Videl viste unos jeans desgastados color celeste, una blusa de tirantes en color blanca y encima una camisa que le queda ceñida y es de mangas cortas, con adornos de cuadros de diferentes colores, y unos tenis blancos. Su cabello lo tiene más largo, a la altura de sus hombros y lo lleva suelto, sus facciones se ven más maduras que hace seis años, haciéndola ver como toda una mujer muy guapa.

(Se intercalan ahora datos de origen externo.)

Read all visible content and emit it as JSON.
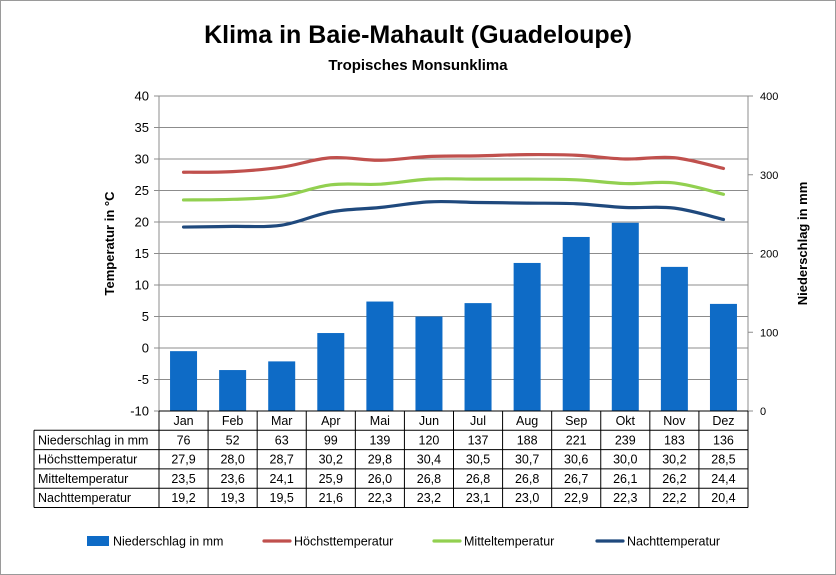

Bulma lleva puesto un overol con la parte de arriba caída dejando ver una blusa gris de tirantes. La mujer se le ven facciones más maduras, incluso algunas leves arrugas se asoman en las orillas de sus ojos. Y tiene un cigarro que detiene con sus labios.

- ¡Aimi! –Bra llega a donde está la pelinegra y la abraza de forma melosa, haciéndola tambalear un poco y si no fuera porque apoyo su pie derecho un paso atrás se hubiera caído. – ¡Que emoción, iremos juntas al parque de diversiones! –exclama emocionada, separándose un poco de ella para observar el rostro destanteado de la chica. – ¿Ya viste? ¡Ambas llevamos dos coletas! –dice más emocionada. –Nos divertiremos mucho en el parque de diversiones, jugaremos, comeremos muchos dulces, veremos animales lindos y peludos, nos compraremos peluches de felpa, los más bonitos,…

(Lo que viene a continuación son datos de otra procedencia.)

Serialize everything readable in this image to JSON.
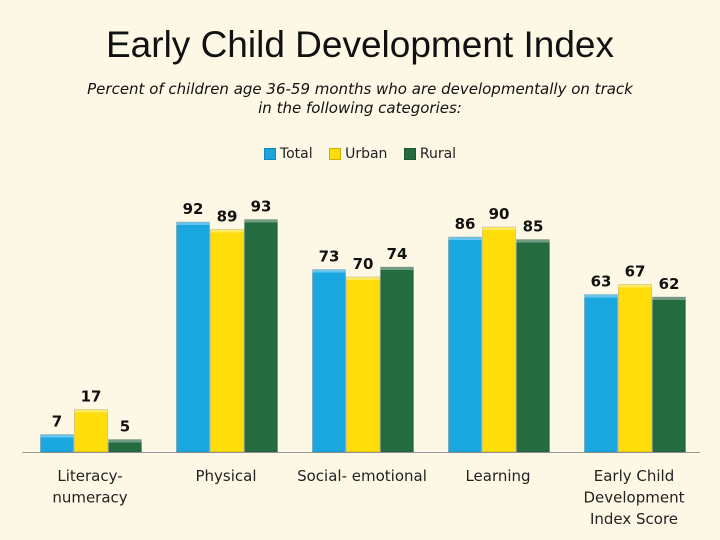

Una gota de sudor resbala por la nuca de Goten y Trunks al ver como Bra nada más ve a Aimi y empieza a atosigarla con que hagan cosas de lo más afeminadas juntas. Los mayores se acercan divertidos hacia ellos.

- Aimi, tenía semanas sin verte. Te sigues poniendo cada vez más mona. –comenta Bulma mirando a la chica que al sentirse observada por todos se sonrojo apenada.

- Buenas tardes tía Bulma. –dice con timidez e intento hacer una leve inclinación en forma de un respetuoso saludo teniendo a Bra aún muy cerca de ella diciéndole todo lo que harán.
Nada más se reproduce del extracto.